Assessment of novel risk factors in patients at low risk for cardiovascular events based on Framingham risk stratification.

BACKGROUND

Coronary heart disease (CHD) risk assessed by the Framingham risk score does not take into account the various "novel" markers that are of increasing interest. In this paper we examine a low-risk population to determine which novel markers may be of additive value to the Framingham assessment of CHD risk.

METHODS

Levels of high-sensitivity C-reactive protein (hs-CRP), soluble vascular cell adhesion molecule (s-VCAM), soluble intercellular adhesion molecule (s-ICAM-1), endothelial selectin (e-selectin), homocysteine and von Willebrand factor (vWF) were measured in 53 apparently healthy subjects recruited from a risk-reduction referral clinic. Carotid intima medial thickness (IMT) and number of plaques were determined by ultrasonography. Brachial ultrasound flow-mediated dilation (FMD) was also measured. Framingham risk scores were calculated and univariate and multivariate analyses of the resulting percent CHD risk over 10 years and novel markers were undertaken.

RESULTS

Abnormal carotid IMT and presence of plaques, hs-CRP, homocysteine, FMD and s-ICAM-1 were detected with a high frequency in this low-risk cohort.

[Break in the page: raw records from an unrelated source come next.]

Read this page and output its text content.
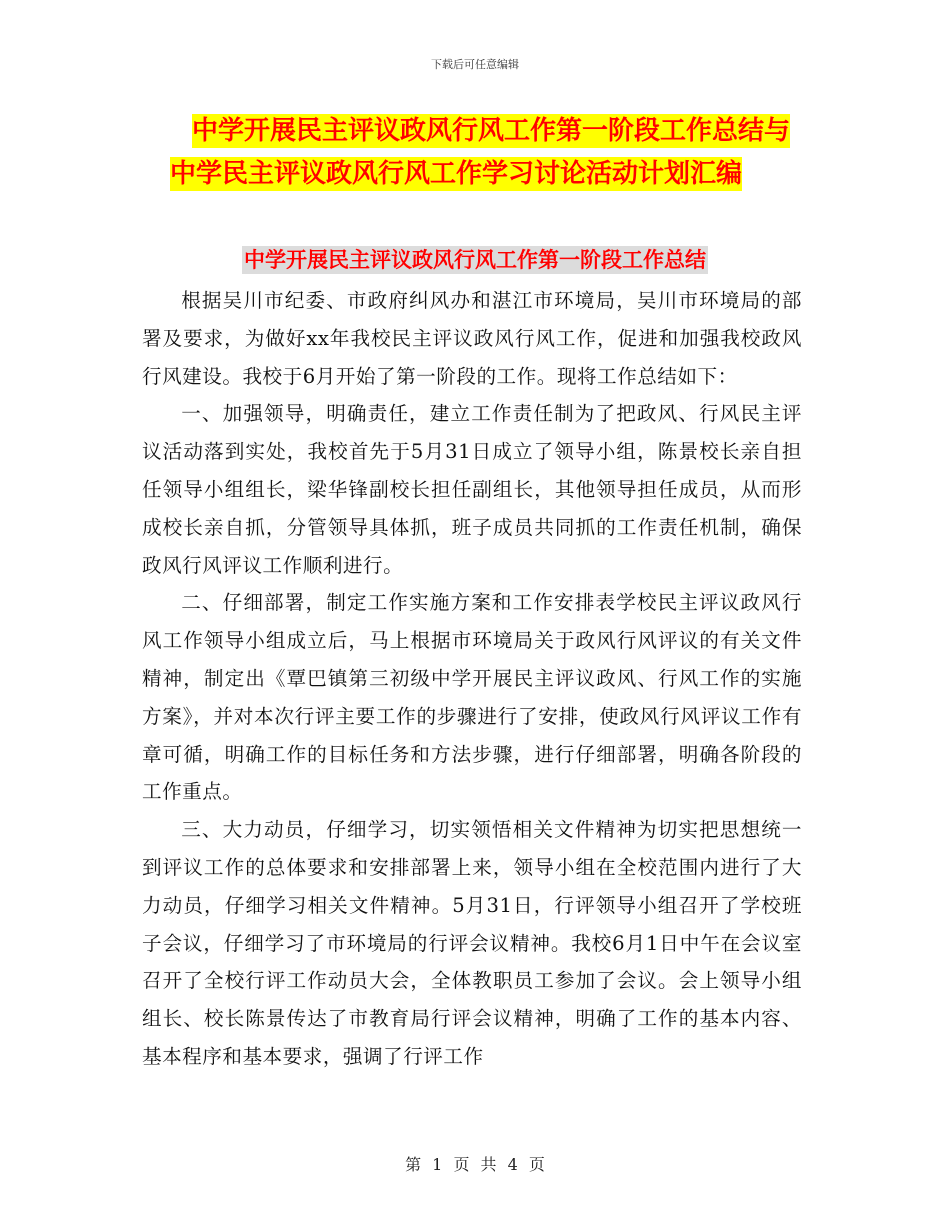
下载后可任意编辑
中学开展民主评议政风行风工作第一阶段工作总结与
中学民主评议政风行风工作学习讨论活动计划汇编
中学开展民主评议政风行风工作第一阶段工作总结

根据吴川市纪委、市政府纠风办和湛江市环境局，吴川市环境局的部署及要求，为做好xx年我校民主评议政风行风工作，促进和加强我校政风行风建设。我校于6月开始了第一阶段的工作。现将工作总结如下：

一、加强领导，明确责任，建立工作责任制为了把政风、行风民主评议活动落到实处，我校首先于5月31日成立了领导小组，陈景校长亲自担任领导小组组长，梁华锋副校长担任副组长，其他领导担任成员，从而形成校长亲自抓，分管领导具体抓，班子成员共同抓的工作责任机制，确保政风行风评议工作顺利进行。

二、仔细部署，制定工作实施方案和工作安排表学校民主评议政风行风工作领导小组成立后，马上根据市环境局关于政风行风评议的有关文件精神，制定出《覃巴镇第三初级中学开展民主评议政风、行风工作的实施方案》，并对本次行评主要工作的步骤进行了安排，使政风行风评议工作有章可循，明确工作的目标任务和方法步骤，进行仔细部署，明确各阶段的工作重点。

三、大力动员，仔细学习，切实领悟相关文件精神为切实把思想统一到评议工作的总体要求和安排部署上来，领导小组在全校范围内进行了大力动员，仔细学习相关文件精神。5月31日，行评领导小组召开了学校班子会议，仔细学习了市环境局的行评会议精神。我校6月1日中午在会议室召开了全校行评工作动员大会，全体教职员工参加了会议。会上领导小组组长、校长陈景传达了市教育局行评会议精神，明确了工作的基本内容、基本程序和基本要求，强调了行评工作

第 1 页 共 4 页
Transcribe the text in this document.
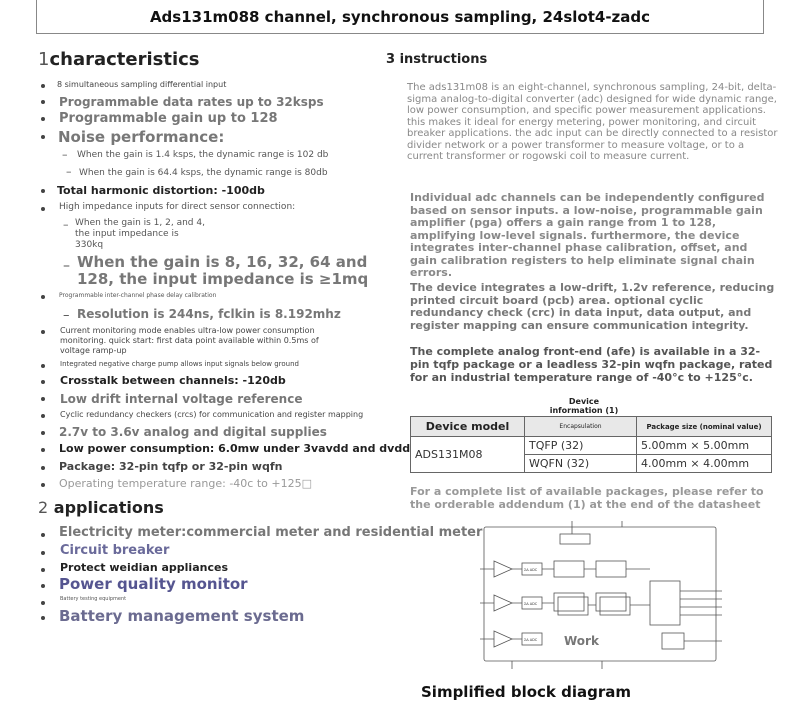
Ads131m088 channel, synchronous sampling, 24slot4-zadc
1characteristics
8 simultaneous sampling differential input
Programmable data rates up to 32ksps
Programmable gain up to 128
Noise performance:
– When the gain is 1.4 ksps, the dynamic range is 102 db
– When the gain is 64.4 ksps, the dynamic range is 80db
Total harmonic distortion: -100db
High impedance inputs for direct sensor connection:
– When the gain is 1, 2, and 4,
the input impedance is
330kq
– When the gain is 8, 16, 32, 64 and
128, the input impedance is ≥1mq
Programmable inter-channel phase delay calibration
– Resolution is 244ns, fclkin is 8.192mhz
Current monitoring mode enables ultra-low power consumption
monitoring. quick start: first data point available within 0.5ms of
voltage ramp-up
Integrated negative charge pump allows input signals below ground
Crosstalk between channels: -120db
Low drift internal voltage reference
Cyclic redundancy checkers (crcs) for communication and register mapping
2.7v to 3.6v analog and digital supplies
Low power consumption: 6.0mw under 3vavdd and dvdd
Package: 32-pin tqfp or 32-pin wqfn
Operating temperature range: -40c to +125□
2 applications
Electricity meter:commercial meter and residential meter
Circuit breaker
Protect weidian appliances
Power quality monitor
Battery testing equipment
Battery management system
3 instructions
The ads131m08 is an eight-channel, synchronous sampling, 24-bit, delta-sigma analog-to-digital converter (adc) designed for wide dynamic range, low power consumption, and specific power measurement applications. this makes it ideal for energy metering, power monitoring, and circuit breaker applications. the adc input can be directly connected to a resistor divider network or a power transformer to measure voltage, or to a current transformer or rogowski coil to measure current.
Individual adc channels can be independently configured based on sensor inputs. a low-noise, programmable gain amplifier (pga) offers a gain range from 1 to 128, amplifying low-level signals. furthermore, the device integrates inter-channel phase calibration, offset, and gain calibration registers to help eliminate signal chain errors.
The device integrates a low-drift, 1.2v reference, reducing printed circuit board (pcb) area. optional cyclic redundancy check (crc) in data input, data output, and register mapping can ensure communication integrity.
The complete analog front-end (afe) is available in a 32-pin tqfp package or a leadless 32-pin wqfn package, rated for an industrial temperature range of -40°c to +125°c.
Device
information (1)
Device model	Encapsulation	Package size (nominal value)
ADS131M08	TQFP (32)	5.00mm × 5.00mm
	WQFN (32)	4.00mm × 4.00mm
For a complete list of available packages, please refer to the orderable addendum (1) at the end of the datasheet
ΣΔ ADC
ΣΔ ADC
ΣΔ ADC Work
Simplified block diagram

Average IMT, number of plaques and homocysteine were highly correlated with the calculated percent CHD whereas measures of hs-CRP, s-ICAM-1 and FMD were independent of the percent CHD calculation.

CONCLUSIONS

FMD, as a reflection of the functional status of the vasculature, and hs-CRP and s-ICAM-1, as indicators of inflammatory processes, were independent of Framingham risk assessment in patients at low risk for cardiovascular disease.